Malaysia’s Semicon Industry Could Benefit From Growing FDI in Asean, AI: Eastspring

Malaysia’s semiconductor industry could benefit from the growing share of global foreign direct investment (FDI) in Southeast Asia, as this is an indication that Asean countries are benefitting from the supply chain shifts.

In its Market Outlook 2024 report, Eastspring Investments projected that in the semiconductor supply chain, Malaysia has an edge in advanced packaging and testing and could attract more FDI in the sector.

Exacerbated by events including the geopolitical conflict between the US and China, Covid-19 and Russia’s invasion of Ukraine, supply chain security and diversification are at the forefront of most companies’ medium-term investment plans.

“A structural recalibrating of global supply chains away from China and towards other markets is taking place. The beneficiaries of this
move are spread across Latin America, EMEA, Asean and India.

“Asean countries possess cheap labour, have decent manufacturing bases and are producers of important commodities. A fast-growing population and rising middle-income consumers add to the region’s appeal,” it said in the report published yesterday (Nov 23).

Vietnam, for example, increasingly relevant to the global supply chain, as companies such as Samsung, Google, Microsoft, and Apple have shifted portions of their supply chains there as part of their “China plus one” strategies, according to the Eastpring Investment report.

Further priming the potential investment in the Malaysia’s semiconductor industry is the advancements in Artificial Intelligence (AI).

“Advancements in AI are very much dependent on high-end semiconductor chips which have the power to process and analyse data.

“In Asia, the clear beneficiaries are Taiwan, which has full industry supply chainn to support AI trends, and Korea.
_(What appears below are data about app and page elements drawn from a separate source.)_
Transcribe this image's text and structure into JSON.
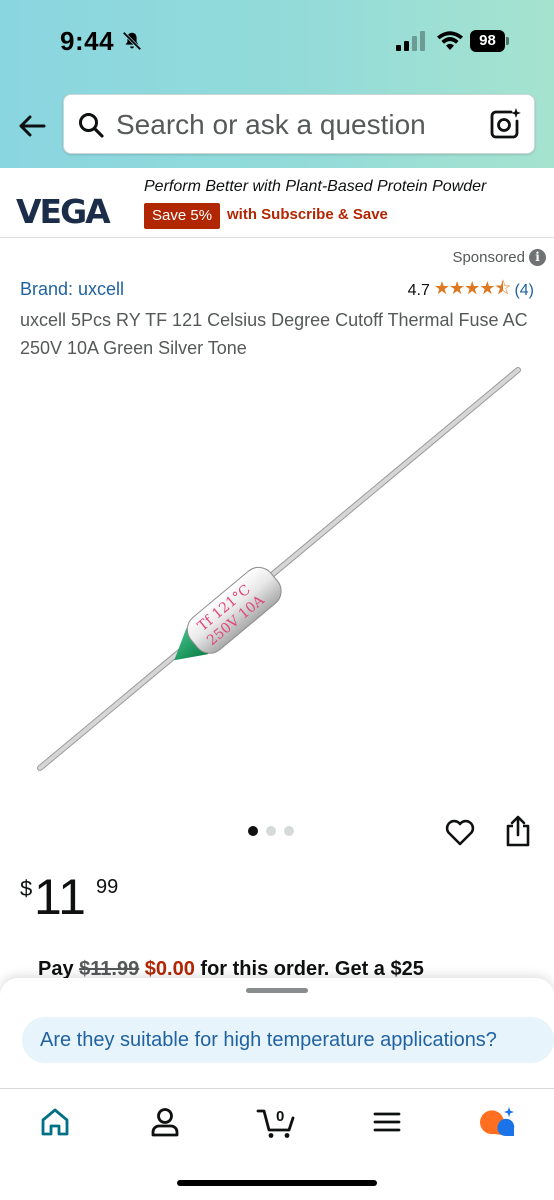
{
  "status_bar": {
    "time": "9:44",
    "battery": "98"
  },
  "header": {
    "search_placeholder": "Search or ask a question",
    "colors": {
      "gradient_start": "#8ad6e0",
      "gradient_end": "#a6e3cf"
    }
  },
  "ad": {
    "logo": "VEGA",
    "headline": "Perform Better with Plant-Based Protein Powder",
    "badge": "Save 5%",
    "sub": "with Subscribe & Save"
  },
  "product": {
    "sponsored": "Sponsored",
    "brand": "Brand: uxcell",
    "rating_value": "4.7",
    "stars": "★★★★⯪",
    "rating_count": "(4)",
    "title": "uxcell 5Pcs RY TF 121 Celsius Degree Cutoff Thermal Fuse AC 250V 10A Green Silver Tone",
    "fuse_text_1": "Tf 121°C",
    "fuse_text_2": "250V 10A",
    "image_count": 3,
    "active_image": 1
  },
  "price": {
    "currency": "$",
    "whole": "11",
    "fraction": "99"
  },
  "pay": {
    "prefix": "Pay",
    "old": "$11.99",
    "new": "$0.00",
    "suffix": "for this order. Get a $25"
  },
  "suggestion": {
    "text": "Are they suitable for high temperature applications?"
  },
  "nav": {
    "cart_count": "0",
    "active_color": "#007185"
  }
}
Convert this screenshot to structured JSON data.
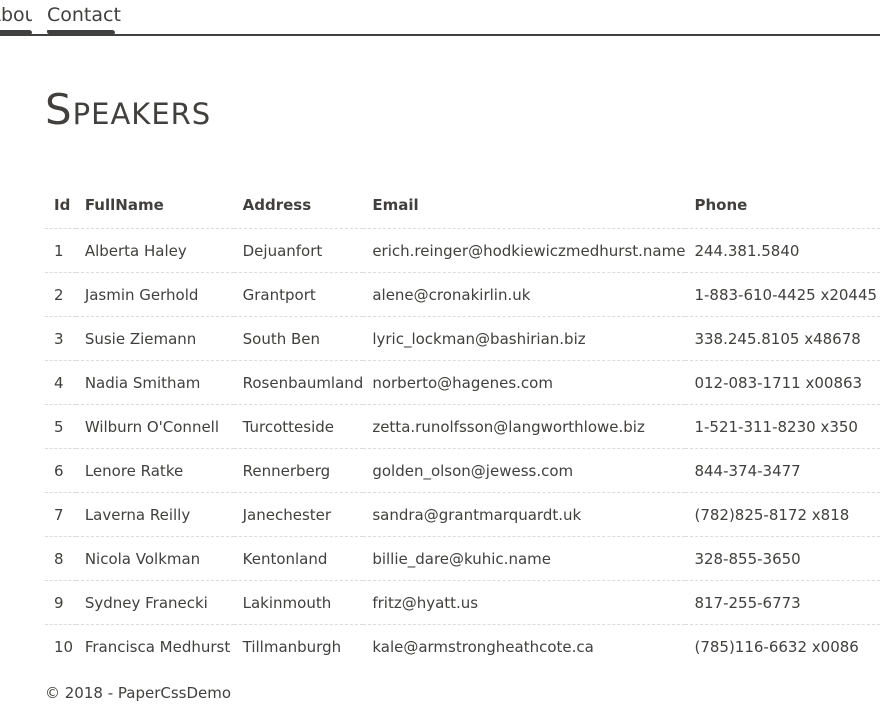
{
  "nav": {
    "items": [
      {
        "label": "About"
      },
      {
        "label": "Contact"
      }
    ]
  },
  "page": {
    "title": "Speakers"
  },
  "table": {
    "headers": [
      "Id",
      "FullName",
      "Address",
      "Email",
      "Phone"
    ],
    "rows": [
      [
        "1",
        "Alberta Haley",
        "Dejuanfort",
        "erich.reinger@hodkiewiczmedhurst.name",
        "244.381.5840"
      ],
      [
        "2",
        "Jasmin Gerhold",
        "Grantport",
        "alene@cronakirlin.uk",
        "1-883-610-4425 x20445"
      ],
      [
        "3",
        "Susie Ziemann",
        "South Ben",
        "lyric_lockman@bashirian.biz",
        "338.245.8105 x48678"
      ],
      [
        "4",
        "Nadia Smitham",
        "Rosenbaumland",
        "norberto@hagenes.com",
        "012-083-1711 x00863"
      ],
      [
        "5",
        "Wilburn O'Connell",
        "Turcotteside",
        "zetta.runolfsson@langworthlowe.biz",
        "1-521-311-8230 x350"
      ],
      [
        "6",
        "Lenore Ratke",
        "Rennerberg",
        "golden_olson@jewess.com",
        "844-374-3477"
      ],
      [
        "7",
        "Laverna Reilly",
        "Janechester",
        "sandra@grantmarquardt.uk",
        "(782)825-8172 x818"
      ],
      [
        "8",
        "Nicola Volkman",
        "Kentonland",
        "billie_dare@kuhic.name",
        "328-855-3650"
      ],
      [
        "9",
        "Sydney Franecki",
        "Lakinmouth",
        "fritz@hyatt.us",
        "817-255-6773"
      ],
      [
        "10",
        "Francisca Medhurst",
        "Tillmanburgh",
        "kale@armstrongheathcote.ca",
        "(785)116-6632 x0086"
      ]
    ]
  },
  "footer": {
    "text": "© 2018 - PaperCssDemo"
  }
}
Other Asian companies
within the semiconductor supply chain such as advanced packaging and testing players in Malaysia should also benefit,” it said.

Meanwhile, the report also highlighted that Asian local currency bond yields exhibit good value at current levels and present an attractive entry point for investors looking to position themselves for the start of the rate cutting cycle.

“The Korean central bank may be the first Asian central bank to cut rates. Meanwhile, low beta markets such as Thailand and Malaysia are likely to be more resilient if bond volatility rises,” it said.

On environmental, social, and corporate governance (ESG), Eastspring highlighted emerging markets such as Malaysia will require significant public and private investments of around USD 2 trillion per year going forward to transition to clean energy through 2030, to achieve net-zero emissions by 2050.

“The available opportunity set of pure green investments is more limited in Asia compared to developed markets. In the Asian investment world, capturing a company’s progress in sustainable practices is a crucial step in identifying early transition winners.

“Many companies in EMs and Asia were sold off as investors sought only pure green stocks, resulting in a big investible universe of attractively valued companies with good growth and return potential,” it added.